O pedido foi protocolocado na sexta-feirea, dia 14, e começou a correr ontem. O habeas corpus já está concluso para o relator, o desembargador Romero Osme Dias Lopes. Caso seja negado, a Defensoria terá de recorrer ao STJ (Superior Tribunal de Justiça).
O pedido da Defensoria Pública cumpre o que é exigido pelo ECA (Estatuto da Criança e Adolescente): o adolescente infrator não pode ultrapassar o período de três anos em internação, devendo o regime ser convertido após esse período para liberdade, semi-liberdade ou liberdade assistida. O prazo de três anos de internação do Maníaco terminou no dia 8.
O adolescente já poderia estar solto desde a sexta-feira (7), quando a defensoria fez o pedido de desinternação ao judiciário, no entanto, o titular da Vara de Infância e Juventude de Ponta Porã não se manifestou e ele, então, fez o pedido ao TJ.
O defensor responsável pelo pedido de liberdade, Eduardo Mondoni, ressaltou que o ECA (Estatuto da Criança e do Adolescente) não permite outra “saída” para o destino do adolescente, que não pode mais ficar preso. No entanto, o Maníaco pode ser privado do convívio social se for interditado, ou seja, internado em clinica de tratamento psiquiátrico.
No dia 29 de setembro deste ano, o Judiciário pediu perícia psiquiátrica para o adolescente, mas a informação preliminar é de que o laudo ainda não foi divulgado. Na época da prisão do Maníaco, em outubro de 2008, o Ministério Público emitiu documento dizendo que o ele não possuía distúrbios mentais. Outros laudos psicológicos já foram feitos durante a sua internação. Como o processo corre em segredo de justiça, a imprensa não tem acesso ao resultado.

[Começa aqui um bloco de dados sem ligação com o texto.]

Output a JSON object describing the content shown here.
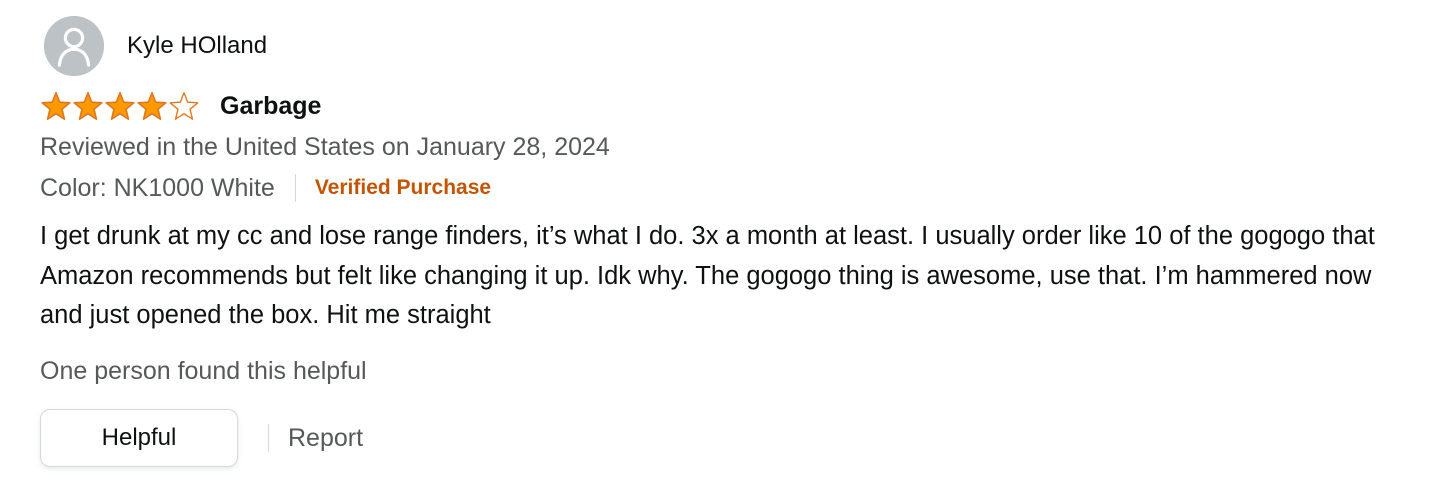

Se for comprovado por laudo psicológico que o Maníaco sofre de graves problemas mentais e não tem condições de voltar para a sociedade, a promotoria ou a mãe do garoto pode pedir a interdição. No caso da interdição ser pedida, outro processo será iniciado, em que o Maníaco pode responder tanto em liberdade quanto em internação, de acordo com a determinação da Justiça.